Washington Post article about the uncomfortable fashion show
Posted: 2005-10-11 7:32
[/list]Citizen Models
John Galliano Gives Runway Expectations An Extreme Makeover
By Robin Givhan
Washington Post Staff Writer
Tuesday, October 11, 2005; C01
PARIS
At John Galliano's spring runway show over the weekend, it was difficult to gauge whether the audience responded most raucously to the fat lady in the black strapless gown with the mountain of ruffles barely containing the deep valley of her cleavage, or the midget in the pale pink jacket with the bows jutting out from her child-size shoulders, or the old woman in the gray blazer with her fedora pimped to the side.
The Saturday night show was set against a backdrop that called to mind the confluence of a carnival sideshow and a burlesque theater. There was a Thumbelina-size woman in jeans and a nearly transparent blouse and a gentleman in yard-long, auburn dreadlocks who looked like a Rastafarian Rumpelstiltskin. Redheaded twin girls wore complementary gold party dresses. The models, as always, were chosen for their unusual physical attributes. But instead of selecting only aberrantly tall young women who weigh 110 pounds, there were beanpole men, tiny old folks, models with jet-black skin and others almost as pale as an albino. The extremes of humanity were drawn together in a celebration of diversity. It was fashion taking on some of its worse biases: fat, old and ugly.
And it was uncomfortable.
The audience laughed. One woman in the audience jerked fitfully back and forth, she was so overwhelmed with amusement. Some people pointed and howled in hysterics. Others applauded appreciatively, offering the models encouragement for stepping into the spotlight -- a daunting task even for those who do it five or six times a day.
A single-page handout left on each seat underscored Galliano's intention, printed with the lyrics to a song familiar to anyone who'd ever been to Sunday school: "Jesus loves the little children / All the children of the world. / Red and yellow, black and white, / They are precious in His sight. / Jesus loves the little children of the world."
Galliano's array of characters were dressed in clothes that merely hint at his spring collection, a sort of come-on ploy the designer has used before: the denim, the jackets with their sheer scrims of black, and the bias-cut gowns that hugged the derriere and then splashed to the floor in a curtain of chiffon. Some of this will be included in the frocks that await retailers in the showroom. One hopes that his references to tangos, his washed-out charcoal jackets and trousers, and his "Galliano Gazette" newspaper prints were not simply for spectacle. They can form the foundation of a fine spring collection.

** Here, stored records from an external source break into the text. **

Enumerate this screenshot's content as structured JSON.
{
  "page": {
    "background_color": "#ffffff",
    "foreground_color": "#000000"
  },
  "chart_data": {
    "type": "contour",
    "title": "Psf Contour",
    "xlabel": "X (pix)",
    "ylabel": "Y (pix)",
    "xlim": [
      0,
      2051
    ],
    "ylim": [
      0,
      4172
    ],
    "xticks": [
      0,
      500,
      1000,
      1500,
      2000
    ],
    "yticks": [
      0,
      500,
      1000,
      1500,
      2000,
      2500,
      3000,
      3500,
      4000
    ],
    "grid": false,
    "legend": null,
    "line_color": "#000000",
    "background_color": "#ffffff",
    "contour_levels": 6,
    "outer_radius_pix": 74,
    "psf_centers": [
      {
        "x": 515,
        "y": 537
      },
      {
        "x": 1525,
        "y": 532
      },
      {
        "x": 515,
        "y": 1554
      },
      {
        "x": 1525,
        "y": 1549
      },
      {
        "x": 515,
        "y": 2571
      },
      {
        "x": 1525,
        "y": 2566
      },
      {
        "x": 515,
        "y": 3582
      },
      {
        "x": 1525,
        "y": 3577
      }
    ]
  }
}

The human-specimen display on the runway, meanwhile, was unnerving. The audience was invited to stare. (And mother always said that was impolite.) Were people applauding because the culture believes it takes an exceptional amount of nerve for a fat person to model an evening gown and not collapse in tearful embarrassment over the fact of her fleshy arms? (Cheer for the fat girl!) Whose sensitivities are really being appeased?
This admonishment was embroidered across Galliano's multicolored coats, and scrawled across the thin strip of chiffon that served as the show's invitation: "Don't cry for me, fashionista!" Inherent in that proclamation seems to be the accusation that the fashion industry -- with all of its self-important pronouncements about style and beauty -- need not pity those who don't fit its arbitrary definitions. The models on Galliano's runway swaggered with pride and confidence.
The laughter at Galliano's show was complicated. Was the woman in the gray blazer and trousers funny simply because she was old -- and old people aren't considered beautiful, let alone worthy of walking down a fashion runway? Or the obese woman in the black strapless gown, accompanied down the runway by a muscular man in white leggings -- what did the audience find so funny? Was it the man's exaggerated stage makeup? Or was it the woman's size?
Galliano used fashion as a tool for provocation. No matter if people laughed, knitted their brows in confusion or shifted uncomfortably in their seats, there was no wrong way to respond. The question left to ponder, however, is whether there will ever be a right way.